The bonus on this is that I am less distracted and more energized, which leads to more good choices throughout the day.

Did you have a “word” for this year?

How are you doing with it?

Random #3

Some of you all have been so kind to ask how my back and foot are doing and I love you for it…because that’s what I hope this spot to be…you and me … connecting…you and you all…connecting…but anyway…

My back is improving immensely once I started doing the stretches my awesome chiropractor and friend gave me several years ago.

I do a series of about six stretches for my neck plus fifteen for hip flexor and back twice a day. The difference they have made in my back AND my plantar fasciitis have given me a new lease on life!

Just like that smart doctor told me they would all along.

I was putting them off because I simply didn’t make time for them even though they don’t take that long.

*See Random 2, because I stopped making them a “choice” to schedule in and they are now just part of my morning and evening routine.

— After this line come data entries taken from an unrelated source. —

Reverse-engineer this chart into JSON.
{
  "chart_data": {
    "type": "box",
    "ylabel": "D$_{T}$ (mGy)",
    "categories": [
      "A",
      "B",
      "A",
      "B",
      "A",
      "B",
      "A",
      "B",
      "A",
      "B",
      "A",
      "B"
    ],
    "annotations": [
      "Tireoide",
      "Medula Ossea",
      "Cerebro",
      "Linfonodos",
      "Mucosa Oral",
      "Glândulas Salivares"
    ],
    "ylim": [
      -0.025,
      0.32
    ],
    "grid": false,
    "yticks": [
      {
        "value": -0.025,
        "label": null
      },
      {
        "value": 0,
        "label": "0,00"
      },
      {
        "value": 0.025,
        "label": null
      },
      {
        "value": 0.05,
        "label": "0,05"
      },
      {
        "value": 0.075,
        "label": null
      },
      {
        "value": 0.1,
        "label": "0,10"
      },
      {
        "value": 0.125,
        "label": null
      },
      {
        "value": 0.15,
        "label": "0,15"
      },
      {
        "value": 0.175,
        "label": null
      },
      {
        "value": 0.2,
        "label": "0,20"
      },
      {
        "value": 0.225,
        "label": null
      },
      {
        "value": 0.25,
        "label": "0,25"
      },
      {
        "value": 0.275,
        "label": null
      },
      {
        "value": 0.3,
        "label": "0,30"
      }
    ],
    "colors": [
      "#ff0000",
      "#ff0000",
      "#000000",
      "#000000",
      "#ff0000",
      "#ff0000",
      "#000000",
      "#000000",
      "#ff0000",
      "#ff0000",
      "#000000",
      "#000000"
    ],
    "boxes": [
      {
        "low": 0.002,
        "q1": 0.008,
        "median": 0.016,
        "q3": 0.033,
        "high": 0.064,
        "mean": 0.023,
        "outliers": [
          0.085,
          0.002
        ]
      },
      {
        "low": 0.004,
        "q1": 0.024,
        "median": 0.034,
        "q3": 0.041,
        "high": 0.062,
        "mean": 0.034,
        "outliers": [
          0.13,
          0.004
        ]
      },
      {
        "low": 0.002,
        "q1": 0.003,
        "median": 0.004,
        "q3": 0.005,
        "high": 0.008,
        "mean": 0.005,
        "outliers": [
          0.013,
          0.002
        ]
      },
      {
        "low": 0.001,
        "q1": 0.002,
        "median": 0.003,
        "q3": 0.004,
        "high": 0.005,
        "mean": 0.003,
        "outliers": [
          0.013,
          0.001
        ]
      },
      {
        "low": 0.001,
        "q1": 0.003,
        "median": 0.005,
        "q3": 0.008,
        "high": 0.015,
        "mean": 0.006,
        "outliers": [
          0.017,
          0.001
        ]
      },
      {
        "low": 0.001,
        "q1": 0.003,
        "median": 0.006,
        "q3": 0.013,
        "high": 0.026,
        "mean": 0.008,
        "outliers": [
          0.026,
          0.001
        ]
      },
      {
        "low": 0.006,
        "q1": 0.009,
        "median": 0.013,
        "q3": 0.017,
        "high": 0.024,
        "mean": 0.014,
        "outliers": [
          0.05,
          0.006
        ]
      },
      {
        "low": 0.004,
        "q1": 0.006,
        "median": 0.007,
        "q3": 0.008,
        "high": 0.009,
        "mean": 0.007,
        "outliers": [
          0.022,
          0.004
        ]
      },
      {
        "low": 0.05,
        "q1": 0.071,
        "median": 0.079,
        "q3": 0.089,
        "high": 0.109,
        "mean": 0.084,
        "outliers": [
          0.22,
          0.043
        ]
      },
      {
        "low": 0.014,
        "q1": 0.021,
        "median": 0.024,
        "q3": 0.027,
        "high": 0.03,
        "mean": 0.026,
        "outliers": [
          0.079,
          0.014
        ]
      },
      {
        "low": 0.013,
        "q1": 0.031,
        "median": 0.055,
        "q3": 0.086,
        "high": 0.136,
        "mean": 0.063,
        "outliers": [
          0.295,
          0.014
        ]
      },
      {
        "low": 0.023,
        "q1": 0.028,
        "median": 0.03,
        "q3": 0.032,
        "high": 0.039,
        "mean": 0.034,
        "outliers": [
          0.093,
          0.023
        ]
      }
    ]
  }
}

So that’s what I have for this Monday.

Hope you have a great start to your week wherever you are <3

 

 

And speaking of birds…

 

Spring has possibly arrived here in the Midwest.

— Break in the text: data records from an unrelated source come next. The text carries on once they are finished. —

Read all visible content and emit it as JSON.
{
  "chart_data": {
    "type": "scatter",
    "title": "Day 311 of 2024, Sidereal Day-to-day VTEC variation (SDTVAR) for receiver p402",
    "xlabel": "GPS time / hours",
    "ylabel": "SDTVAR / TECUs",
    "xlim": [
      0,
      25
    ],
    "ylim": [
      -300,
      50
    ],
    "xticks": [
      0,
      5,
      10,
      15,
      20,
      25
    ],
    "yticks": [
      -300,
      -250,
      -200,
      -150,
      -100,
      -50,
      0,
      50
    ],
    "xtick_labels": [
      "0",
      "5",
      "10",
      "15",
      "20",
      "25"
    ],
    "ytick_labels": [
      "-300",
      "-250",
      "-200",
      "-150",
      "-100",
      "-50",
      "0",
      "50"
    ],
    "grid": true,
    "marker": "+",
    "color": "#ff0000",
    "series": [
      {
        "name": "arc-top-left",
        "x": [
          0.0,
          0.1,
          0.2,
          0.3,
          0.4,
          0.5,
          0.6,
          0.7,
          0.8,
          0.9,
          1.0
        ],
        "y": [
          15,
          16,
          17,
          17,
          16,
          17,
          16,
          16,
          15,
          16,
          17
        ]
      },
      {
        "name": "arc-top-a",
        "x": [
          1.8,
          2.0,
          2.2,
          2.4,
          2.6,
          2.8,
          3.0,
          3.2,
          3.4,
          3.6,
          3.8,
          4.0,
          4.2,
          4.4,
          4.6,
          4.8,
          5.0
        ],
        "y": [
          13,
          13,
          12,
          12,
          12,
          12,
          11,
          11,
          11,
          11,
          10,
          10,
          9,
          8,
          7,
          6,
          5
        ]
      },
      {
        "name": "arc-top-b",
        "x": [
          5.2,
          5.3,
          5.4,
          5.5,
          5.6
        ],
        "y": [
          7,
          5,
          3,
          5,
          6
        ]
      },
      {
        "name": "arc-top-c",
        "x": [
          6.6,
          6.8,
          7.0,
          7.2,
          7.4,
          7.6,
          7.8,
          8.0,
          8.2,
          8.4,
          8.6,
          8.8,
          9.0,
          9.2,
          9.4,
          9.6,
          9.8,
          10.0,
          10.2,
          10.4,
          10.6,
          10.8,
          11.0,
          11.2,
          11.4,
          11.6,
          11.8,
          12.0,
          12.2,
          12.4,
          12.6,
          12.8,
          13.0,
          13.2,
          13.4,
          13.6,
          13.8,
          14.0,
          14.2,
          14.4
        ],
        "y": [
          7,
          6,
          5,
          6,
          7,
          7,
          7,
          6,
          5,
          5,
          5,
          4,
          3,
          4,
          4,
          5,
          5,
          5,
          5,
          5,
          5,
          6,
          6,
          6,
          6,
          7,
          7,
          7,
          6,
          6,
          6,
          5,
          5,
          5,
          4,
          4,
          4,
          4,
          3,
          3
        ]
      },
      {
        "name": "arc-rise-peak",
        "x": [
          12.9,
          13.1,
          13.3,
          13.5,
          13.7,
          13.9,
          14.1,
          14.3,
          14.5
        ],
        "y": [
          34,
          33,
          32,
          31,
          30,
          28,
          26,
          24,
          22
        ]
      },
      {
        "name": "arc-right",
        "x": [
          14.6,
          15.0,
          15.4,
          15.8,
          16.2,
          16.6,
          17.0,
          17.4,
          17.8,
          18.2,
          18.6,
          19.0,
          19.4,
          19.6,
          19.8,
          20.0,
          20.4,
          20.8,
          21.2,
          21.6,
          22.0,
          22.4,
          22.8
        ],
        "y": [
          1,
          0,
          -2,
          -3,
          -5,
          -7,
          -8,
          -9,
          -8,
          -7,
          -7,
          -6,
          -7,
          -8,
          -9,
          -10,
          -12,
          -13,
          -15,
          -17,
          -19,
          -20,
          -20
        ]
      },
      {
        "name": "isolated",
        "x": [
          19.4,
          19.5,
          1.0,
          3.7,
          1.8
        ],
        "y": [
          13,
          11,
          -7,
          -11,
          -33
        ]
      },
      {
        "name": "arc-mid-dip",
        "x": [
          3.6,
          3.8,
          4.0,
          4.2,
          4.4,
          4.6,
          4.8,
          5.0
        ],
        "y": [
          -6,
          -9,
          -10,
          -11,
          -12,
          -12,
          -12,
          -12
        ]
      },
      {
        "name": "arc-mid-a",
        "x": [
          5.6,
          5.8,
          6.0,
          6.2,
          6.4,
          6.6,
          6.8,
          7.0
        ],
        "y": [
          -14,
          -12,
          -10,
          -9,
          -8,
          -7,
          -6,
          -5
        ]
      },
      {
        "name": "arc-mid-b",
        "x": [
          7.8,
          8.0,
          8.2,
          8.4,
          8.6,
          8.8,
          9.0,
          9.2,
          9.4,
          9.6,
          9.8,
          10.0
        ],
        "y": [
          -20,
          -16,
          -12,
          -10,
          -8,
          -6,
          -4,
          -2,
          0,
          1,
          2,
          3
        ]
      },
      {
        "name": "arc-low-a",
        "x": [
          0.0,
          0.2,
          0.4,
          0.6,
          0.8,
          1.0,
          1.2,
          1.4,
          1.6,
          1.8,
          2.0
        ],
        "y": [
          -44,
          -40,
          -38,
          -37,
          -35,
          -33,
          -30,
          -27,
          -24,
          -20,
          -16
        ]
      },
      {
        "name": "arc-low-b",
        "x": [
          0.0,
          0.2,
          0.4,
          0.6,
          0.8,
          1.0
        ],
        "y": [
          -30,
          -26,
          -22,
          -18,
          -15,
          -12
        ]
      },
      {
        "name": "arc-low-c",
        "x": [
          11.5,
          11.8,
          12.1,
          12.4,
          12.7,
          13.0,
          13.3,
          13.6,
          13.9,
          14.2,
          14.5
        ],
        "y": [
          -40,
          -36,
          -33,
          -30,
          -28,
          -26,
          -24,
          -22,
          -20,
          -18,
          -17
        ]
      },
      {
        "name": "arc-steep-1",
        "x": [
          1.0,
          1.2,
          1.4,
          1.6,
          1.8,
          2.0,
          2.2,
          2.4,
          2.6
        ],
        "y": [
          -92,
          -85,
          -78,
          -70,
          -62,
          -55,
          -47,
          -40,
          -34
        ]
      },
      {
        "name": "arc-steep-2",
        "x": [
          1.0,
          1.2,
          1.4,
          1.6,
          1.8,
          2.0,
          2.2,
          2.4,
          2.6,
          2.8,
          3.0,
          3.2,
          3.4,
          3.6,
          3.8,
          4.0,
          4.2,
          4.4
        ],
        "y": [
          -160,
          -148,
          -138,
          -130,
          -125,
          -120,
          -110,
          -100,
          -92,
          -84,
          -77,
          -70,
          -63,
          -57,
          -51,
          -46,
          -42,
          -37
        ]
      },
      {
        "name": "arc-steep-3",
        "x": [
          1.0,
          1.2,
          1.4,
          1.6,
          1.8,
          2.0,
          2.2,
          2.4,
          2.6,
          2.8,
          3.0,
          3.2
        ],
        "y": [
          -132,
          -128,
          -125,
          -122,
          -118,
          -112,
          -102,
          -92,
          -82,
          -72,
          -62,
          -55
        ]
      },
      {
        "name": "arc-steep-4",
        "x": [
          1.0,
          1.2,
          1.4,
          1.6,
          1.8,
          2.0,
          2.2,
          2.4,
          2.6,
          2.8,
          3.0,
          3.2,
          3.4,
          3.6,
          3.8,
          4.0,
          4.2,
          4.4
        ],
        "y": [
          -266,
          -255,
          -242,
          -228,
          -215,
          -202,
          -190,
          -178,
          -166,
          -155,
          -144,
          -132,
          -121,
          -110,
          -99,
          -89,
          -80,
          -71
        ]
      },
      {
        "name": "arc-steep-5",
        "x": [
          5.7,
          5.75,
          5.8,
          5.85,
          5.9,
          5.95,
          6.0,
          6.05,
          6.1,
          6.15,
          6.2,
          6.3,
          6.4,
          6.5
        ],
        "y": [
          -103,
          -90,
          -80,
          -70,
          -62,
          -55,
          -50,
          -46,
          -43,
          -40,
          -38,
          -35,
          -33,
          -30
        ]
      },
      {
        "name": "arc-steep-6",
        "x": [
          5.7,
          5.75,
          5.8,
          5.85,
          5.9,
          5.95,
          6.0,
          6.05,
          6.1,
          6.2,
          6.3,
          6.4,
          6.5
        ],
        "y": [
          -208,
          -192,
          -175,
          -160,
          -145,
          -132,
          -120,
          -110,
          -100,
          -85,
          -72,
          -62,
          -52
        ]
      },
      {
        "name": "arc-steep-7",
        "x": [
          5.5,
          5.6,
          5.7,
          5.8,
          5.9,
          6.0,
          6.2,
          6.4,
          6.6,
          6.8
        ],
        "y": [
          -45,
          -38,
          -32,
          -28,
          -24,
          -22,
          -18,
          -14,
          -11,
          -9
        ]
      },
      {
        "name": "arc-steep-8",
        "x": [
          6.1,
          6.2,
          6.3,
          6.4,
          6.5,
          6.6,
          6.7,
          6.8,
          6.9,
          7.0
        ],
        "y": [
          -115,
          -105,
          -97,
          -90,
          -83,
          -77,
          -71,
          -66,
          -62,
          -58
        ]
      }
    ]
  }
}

 Although, if the forecasts are correct, it will still be a roller coaster of seasons for the next few days as we swing from the 70’s to the 40’s with a sprinkling of rain. 

I know I talk frequently about our grands, but honestly…they bring a dimension to our lives that I was just not expecting. 

And that first one still gets to me somewhere deep in my spirit after almost seven years of life with him. 

Maybe it is because he is our first.

Or maybe it’s the intensity of those green eyes, ringed in grey and sprinkled with hefty doses of amber, that always seem to look past my face and into my soul. They seem to add poignancy to most conversations with him. 

So it was this past weekend when he, along with the band of brothers and Sweet Caroline, came for a visit with mommy while their daddy was at work. 

As they played in the living room, he took notice of a little wooden bird house I had put on the hearth with some other spring items before Easter. 

He recognized it as one he and his dad had made for me. Just to make sure he remembered correctly, he picked it up and checked the back. 

Sure enough there was the black marker lettering his mommy had added….

I had tied a pretty ribbon on it when he gave it to me and it has come out every Spring to help chase the last of the Winter trim back down to the storage closet. 

I thought he would be pleased I still had it.

Instead those eyes I mentioned above turned and looked right into the deepest parts of his Lola and he asked me… 

Lola, how many?

How many of what I wasn’t sure, so I asked him what he meant.

How many birds have made a nest in it?

I answered…none…no birds had ever been near it.

Why?

I stammered around trying to explain that I had wanted to keep it nice…how I had always just kept it inside because if I put it out in a tree, the weather and the sun and the birds would ruin it.

And then this little man-child… who basically holds his Lola in the palm of his hand since she first laid her own grey-ringed blue with flecks of amber eyes on him…spoke to me as if I was the child…

and he said…

Lola, it’s a bird HOUSE…it’s supposed to be for birds to live in. That’s what it’s for.

Well…he had a point.

So I promised to hang it in a tree and on Monday morning, once the silly snow melted and the grass was clear, I made good on my vow. 

I untied that pretty little bow and I hung it out there on a low branch of the tree right in front of the house. 

I stood and watched it swing from the branch and I cried a little thinking how the rains and the dust from the fields and the hot summer sun of the Midwest is going to wreck that sweet little bird house. 

I took a picture and sent it to him and I know he will look for it the next time he comes and he will want to see if any birds made a nest there. 

And I can’t help but wonder if God might just be whispering through the wisdom of a child to this old heart of mine that holds on to things and people a bit too tightly in hopes of preserving and protecting them from the wear and tear of life. 

Maybe the beauty was never in the appearance of the vessel itself, but in the fulfillment of the purpose for which it was made.